G3BP2 belongs to a family of three homologous proteins with RNA-regulating capacities. With the aim to identify specific RNA targets, we performed a gene expression analysis and detected a negative regulation of the peripheral myelin protein (PMP22) by the G3BP1 isoform. The previously reported growth suppressing effects by PMP22 was here verified in breast cancer cells and we could show that G3BP1 influences growth regulation by reducing PMP22 expression, although not through mRNA destabilizing mechanisms.

Another RNA regulating mechanism that can promote or prevent tumor progression are mRNA silencing through miRNA. We analyzed miR-34c and its function in breast cancer and identified impaired cell growth, induced apoptosis and cell cycle G2/M arrest, which might be due to regulation of the anaphase-promoting complex protein Cdc23.

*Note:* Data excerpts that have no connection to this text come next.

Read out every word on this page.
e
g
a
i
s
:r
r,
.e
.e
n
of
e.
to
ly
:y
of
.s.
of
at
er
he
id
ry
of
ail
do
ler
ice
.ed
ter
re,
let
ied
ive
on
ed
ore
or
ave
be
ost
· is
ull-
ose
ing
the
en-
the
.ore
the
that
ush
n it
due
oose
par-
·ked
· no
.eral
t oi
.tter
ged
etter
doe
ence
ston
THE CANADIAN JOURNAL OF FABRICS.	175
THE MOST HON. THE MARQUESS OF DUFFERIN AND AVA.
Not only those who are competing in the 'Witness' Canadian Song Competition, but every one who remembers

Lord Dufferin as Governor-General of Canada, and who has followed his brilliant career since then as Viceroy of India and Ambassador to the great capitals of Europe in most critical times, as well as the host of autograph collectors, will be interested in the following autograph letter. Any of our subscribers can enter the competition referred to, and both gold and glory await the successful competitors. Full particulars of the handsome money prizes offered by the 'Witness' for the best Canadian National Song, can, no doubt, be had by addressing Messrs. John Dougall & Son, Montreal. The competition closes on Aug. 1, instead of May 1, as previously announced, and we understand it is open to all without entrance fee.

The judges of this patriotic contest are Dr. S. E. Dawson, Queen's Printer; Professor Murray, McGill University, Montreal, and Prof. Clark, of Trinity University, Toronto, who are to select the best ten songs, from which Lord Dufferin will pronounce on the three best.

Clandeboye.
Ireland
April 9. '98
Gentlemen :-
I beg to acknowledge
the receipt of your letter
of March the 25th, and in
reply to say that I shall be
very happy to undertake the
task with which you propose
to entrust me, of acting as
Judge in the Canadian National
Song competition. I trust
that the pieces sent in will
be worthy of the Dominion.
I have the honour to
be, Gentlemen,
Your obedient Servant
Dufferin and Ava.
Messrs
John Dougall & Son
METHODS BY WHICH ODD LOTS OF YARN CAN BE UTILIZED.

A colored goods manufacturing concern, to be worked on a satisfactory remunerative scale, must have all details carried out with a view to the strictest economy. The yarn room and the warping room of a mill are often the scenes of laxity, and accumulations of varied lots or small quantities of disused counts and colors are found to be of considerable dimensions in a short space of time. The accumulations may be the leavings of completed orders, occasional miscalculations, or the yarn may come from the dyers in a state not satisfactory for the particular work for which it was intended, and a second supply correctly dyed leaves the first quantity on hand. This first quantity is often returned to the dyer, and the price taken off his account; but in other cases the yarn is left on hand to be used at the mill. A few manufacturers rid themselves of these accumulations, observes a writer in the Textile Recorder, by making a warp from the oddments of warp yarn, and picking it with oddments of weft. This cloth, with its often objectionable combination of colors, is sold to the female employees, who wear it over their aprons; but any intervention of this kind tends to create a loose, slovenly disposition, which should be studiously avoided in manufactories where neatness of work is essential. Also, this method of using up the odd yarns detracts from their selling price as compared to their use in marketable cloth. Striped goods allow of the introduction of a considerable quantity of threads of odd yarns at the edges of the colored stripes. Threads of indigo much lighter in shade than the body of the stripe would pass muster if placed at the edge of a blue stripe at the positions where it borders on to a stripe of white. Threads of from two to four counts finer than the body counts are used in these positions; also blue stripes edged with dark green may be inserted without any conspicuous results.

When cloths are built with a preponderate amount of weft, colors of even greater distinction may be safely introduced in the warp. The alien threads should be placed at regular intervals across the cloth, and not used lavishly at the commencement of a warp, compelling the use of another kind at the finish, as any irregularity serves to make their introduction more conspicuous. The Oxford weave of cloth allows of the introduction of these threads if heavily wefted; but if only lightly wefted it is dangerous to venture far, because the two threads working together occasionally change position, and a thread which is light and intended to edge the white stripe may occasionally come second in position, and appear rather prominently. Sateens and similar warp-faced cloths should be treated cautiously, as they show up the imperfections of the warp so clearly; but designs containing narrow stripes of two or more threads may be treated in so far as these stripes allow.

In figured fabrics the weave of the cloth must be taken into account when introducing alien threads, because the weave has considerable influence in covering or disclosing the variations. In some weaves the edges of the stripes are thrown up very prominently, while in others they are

The tumor is not a homogenous compartment, but consists of various different cell types, both among the cancer cells as well as in the surrounding stroma. We have developed a methodological procedure for isolation and characterization of cancer- and stroma-specific genes using laser capture microdissection on FFPE triple negative breast cancers. Gene expression microarrays of these samples revealed compartment specific gene expression and enabled identification of stromal-specific gene signatures with tumor-predictive capacity.